The protesters carried banners and placards inscribed with slogans against alleged atrocities against the minority community in Sindh.
“Stop the forced conversions of Christian girls after their kidnappings,” “Forced conversion is not an Islamic ideology”, and “Please let us live peacefully” were some of the slogans written on the placards. The participants also chanted slogans for the protection of womenfolk of the minority communities.
They claimed that a teenage Christian girl, Arzoo Masih, was kidnapped and forced to marry her Muslim abductor in an area in the Frere police station.
“We have proper evidence from Nadra that Arzoo is a 13-year-old who has been forced to be married to a 44-year-old man,” said Anthony Naveed, a minority MPA and leader of the Pakistan Peoples Party, who also attended the protest.
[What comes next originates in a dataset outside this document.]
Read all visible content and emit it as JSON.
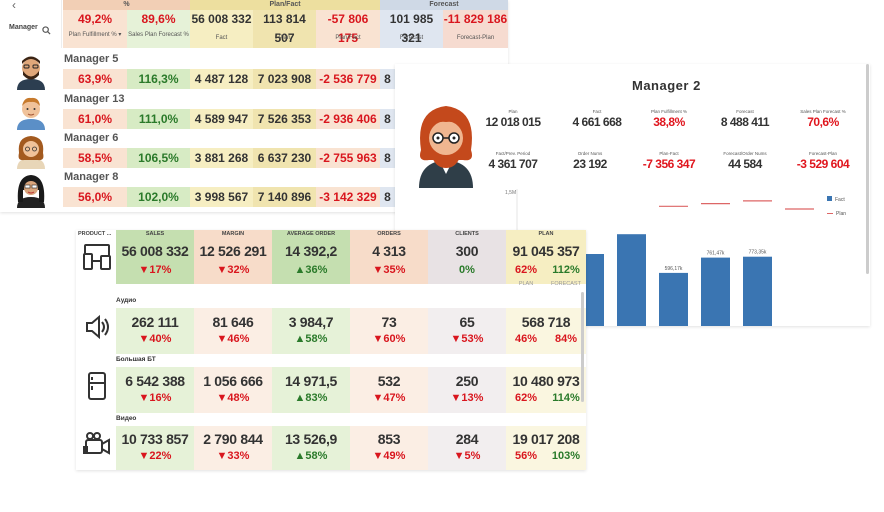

He complained that the police were allegedly not doing much in the case. “We have asked the police to include the Child Marriage Restraint Act [in the FIR}, but the police are reluctant to include it,” Naveed told The News.
The Sindh Assembly had passed the act in 2014, according to which the minimum age of marriage is 18 years and making a person younger than that age marry is a punishable offense.
Naveed said that it was the second case of forced conversion of underage Christian girls in Karachi in one year. In October last year, a 14-year-old daughter, Huma Yunas, was kidnapped and converted to Islam.
Zahid Farooq, a minority rights activist, who was also among the protesters, how a minor, before the age of 18, could be making big decisions such as changing his or her religion or finding a life partner.
“Why can’t these children be allowed to enjoy their childhood?”
Safina Javed, a minority rights activist who organised several protests to stop forced conversions in the past, said community members were tired of threats and pressures put on them for just being part of a religious minority.
Pastor Ghazala Shafiqu said the police had not been investigating the incident and were reluctant to arrest the culprits.
Asad Iqbal Butt, the Human Rights Commission of Pakistan’s vice-chairperson, said forced conversions of minor girls had become a major tool for the persecution of Christians and other minorities in Pakistan and particularly in Sind.
Minority rights activists Jaipal Chhabria, William Sadiq, Nasir Raza, civil society activists Sheema Kermani, Karamat Ali, Mahnaz Rahman, Saeed Baloch and other also attended the protest.